The frequency of heavy rainfall events is increasing due to global warming. One possible approach to reducing the impact of heavy rainfall disasters on society is to artificially generate or enhance rainfall over upstream (windward) oceanic regions to suppress heavy rainfall downstream over land. In this study, we report the results of an ensemble sensitivity analysis on rainfall over a target land area using an ensemble numerical experiment, aiming to assess the possibility of "realistic" weather intervention.

The RIKEN SCALE-RM model was used to reproduce a heavy rainfall event that occurred in Kyushu in mid-August 2021. A 100-member ensemble experiment was conducted by introducing random noise into the specific humidity of the boundary layer at the initial time. To evaluate the dependence on grid spacing, experiments were performed at several horizontal grid spacings ranging from 3.2 km to 800 m.

The area-averaged six-hour precipitation from 00 UTC on August 12, 2021, over a 50 km x 50 km region near Kumamoto Prefecture was used as the target variable.
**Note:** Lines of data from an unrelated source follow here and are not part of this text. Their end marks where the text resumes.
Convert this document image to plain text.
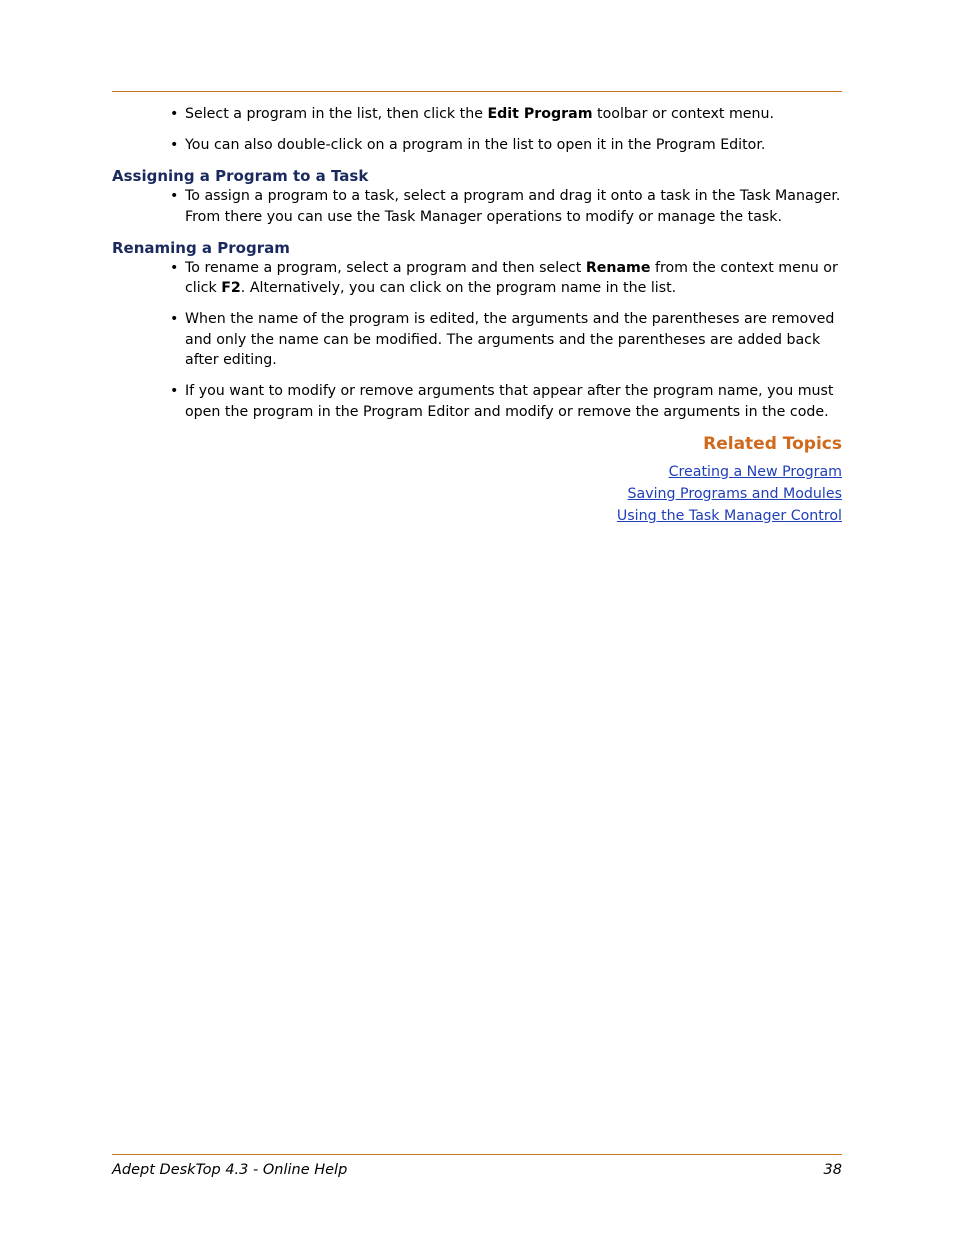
• Select a program in the list, then click the Edit Program toolbar or context menu.
• You can also double-click on a program in the list to open it in the Program Editor.
Assigning a Program to a Task
• To assign a program to a task, select a program and drag it onto a task in the Task Manager. From there you can use the Task Manager operations to modify or manage the task.
Renaming a Program
• To rename a program, select a program and then select Rename from the context menu or click F2. Alternatively, you can click on the program name in the list.
• When the name of the program is edited, the arguments and the parentheses are removed and only the name can be modified. The arguments and the parentheses are added back after editing.
• If you want to modify or remove arguments that appear after the program name, you must open the program in the Program Editor and modify or remove the arguments in the code.
Related Topics
Creating a New Program
Saving Programs and Modules
Using the Task Manager Control
Adept DeskTop 4.3 - Online Help	38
We calculated the lagged correlation and regression coefficients between the target variable and meteorological variables, such as six-hour precipitation at each grid point over the ocean southwest of Kyushu. The results show that statistically significant negative correlations emerge 24 to 12 hours before the target time over an upstream oceanic region approximately 100-200 km southwest of the target area. This finding implies that increasing precipitation in the negatively correlated region through weather intervention could potentially reduce rainfall over the target region half a day to one day later.

Since this analysis is currently based on a single case, additional cases are needed to establish robustness. In the presentation, we will also report on the downstream effects of meteorological intervention, such as those induced by placing kite-like objects.